Putusan Mahkamah ini memberikan perlindungan terhadap seseorang yang mengalami proses hukum yang keliru pada saat ditetapkan sebagai tersangka.

Kemudian sebagaimana ketentuan Pasal 8 Undang-Undang Republik Indonesia Nomor 39 Tahun 1999 tentang Hak Asasi Manusia yang selanjutnya disebut sebagai “UU/39/1999” diatur bahwa:

“Perlindungan, pemajuan, penegakan, dan pemenuhan hak asasi manusia terutama menjadi tanggung jawab pemerintah.”

Oleh karenanya dalam hal ini berarti Mahkamah mengambil peran dalam pemenuhan Hak Asas Manusia (HAM) melalui putusannya sebagai bagian dari upaya responsif konstitusional.
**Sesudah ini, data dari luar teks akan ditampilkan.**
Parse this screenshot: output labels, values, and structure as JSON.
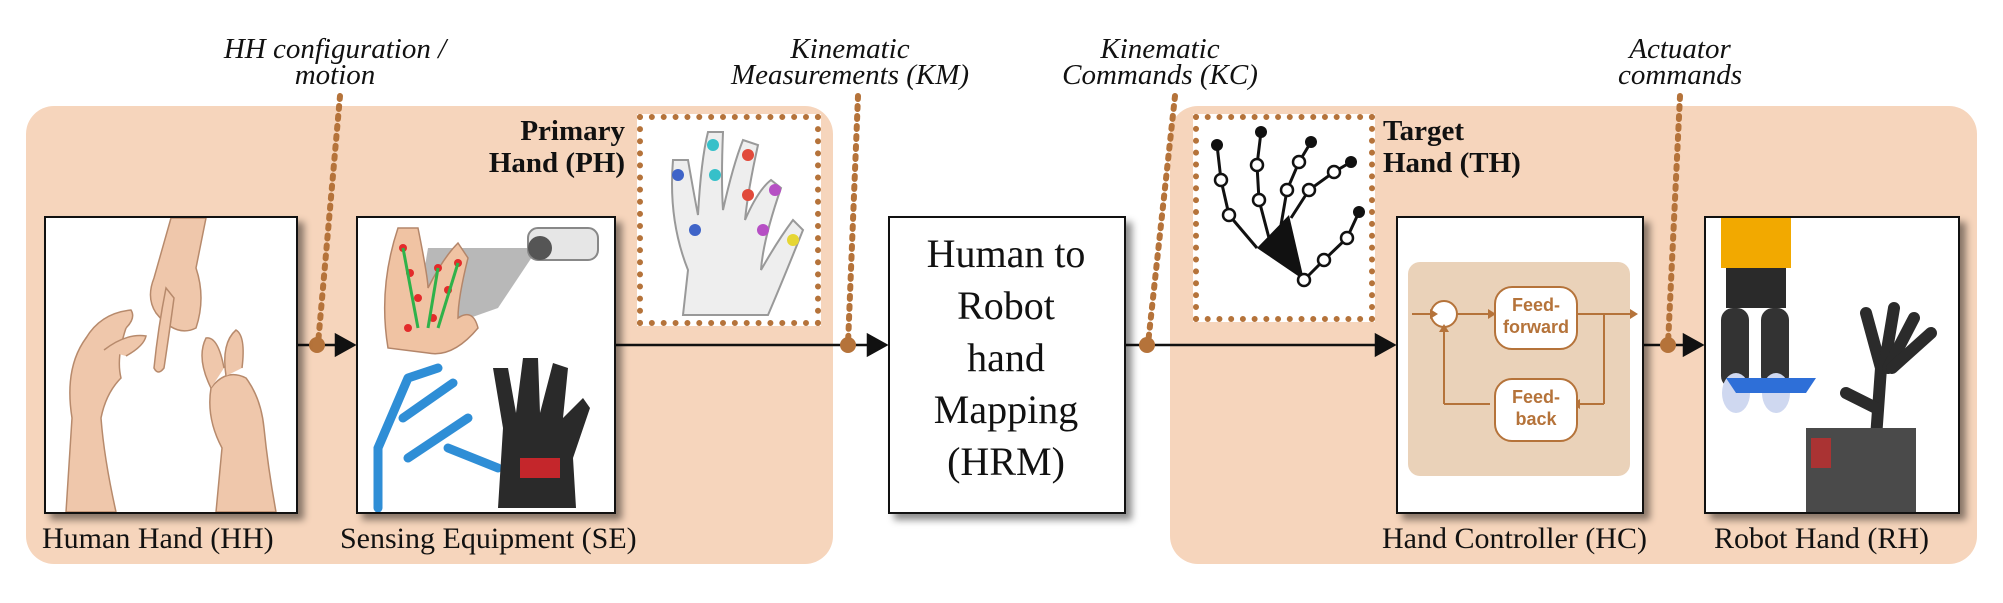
{
  "annotations": {
    "hh_config": [
      "HH configuration /",
      "motion"
    ],
    "km": [
      "Kinematic",
      "Measurements (KM)"
    ],
    "kc": [
      "Kinematic",
      "Commands (KC)"
    ],
    "actuator": [
      "Actuator",
      "commands"
    ]
  },
  "groups": {
    "primary_hand": [
      "Primary",
      "Hand (PH)"
    ],
    "target_hand": [
      "Target",
      "Hand (TH)"
    ]
  },
  "blocks": {
    "human_hand": "Human Hand (HH)",
    "sensing_equipment": "Sensing Equipment (SE)",
    "mapping": [
      "Human to",
      "Robot",
      "hand",
      "Mapping",
      "(HRM)"
    ],
    "hand_controller": "Hand Controller (HC)",
    "robot_hand": "Robot Hand (RH)"
  },
  "controller": {
    "feedforward": [
      "Feed-",
      "forward"
    ],
    "feedback": [
      "Feed-",
      "back"
    ]
  },
  "colors": {
    "panel": "#f6d5bc",
    "accent": "#b5733a",
    "controller_bg": "#ead2b9",
    "robot_yellow": "#f2a900",
    "robot_blue": "#2e6fd8"
  }
}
Satu di antara unsur perlindungan hukum yang ditekankan melalui putusan ini adalah kepastian hukum bahwa penyidik harus melakukan tindakan penyidikan sesuai dengan prosedur hukum yang berlaku.

Setelah lahirnya Putusan Mahkamah ini, maka permohonan praperadilan atas penetapan tersangka memiliki landasan hukum untuk diajukan ke pengadilan namun terdapat karakteristik khusus pengajuan praperadilan terkait penetapan tersangka yakni:

a.       Penetapan tersangka tidak sah karena pemeriksan saksi-saksi, ahli, tersangka, penggeledahan, serta penyitaan dilakukan setelah penetapan tersangka sehingga tidak terpenuhinya 2 (dua) alat bukti;

b.      Permohonan praperadilan yang kedua kalinya mengenai penetapan tersangka tidak dapat dikategorikan sebagai ne bis in idem karena belum menyangkut pokok perkara,

c.       Penetapan tersangka atas dasar hasil pengembangan Penyidikan terhadap tersangka lainnya dalam berkas berbeda adalah tidak sah.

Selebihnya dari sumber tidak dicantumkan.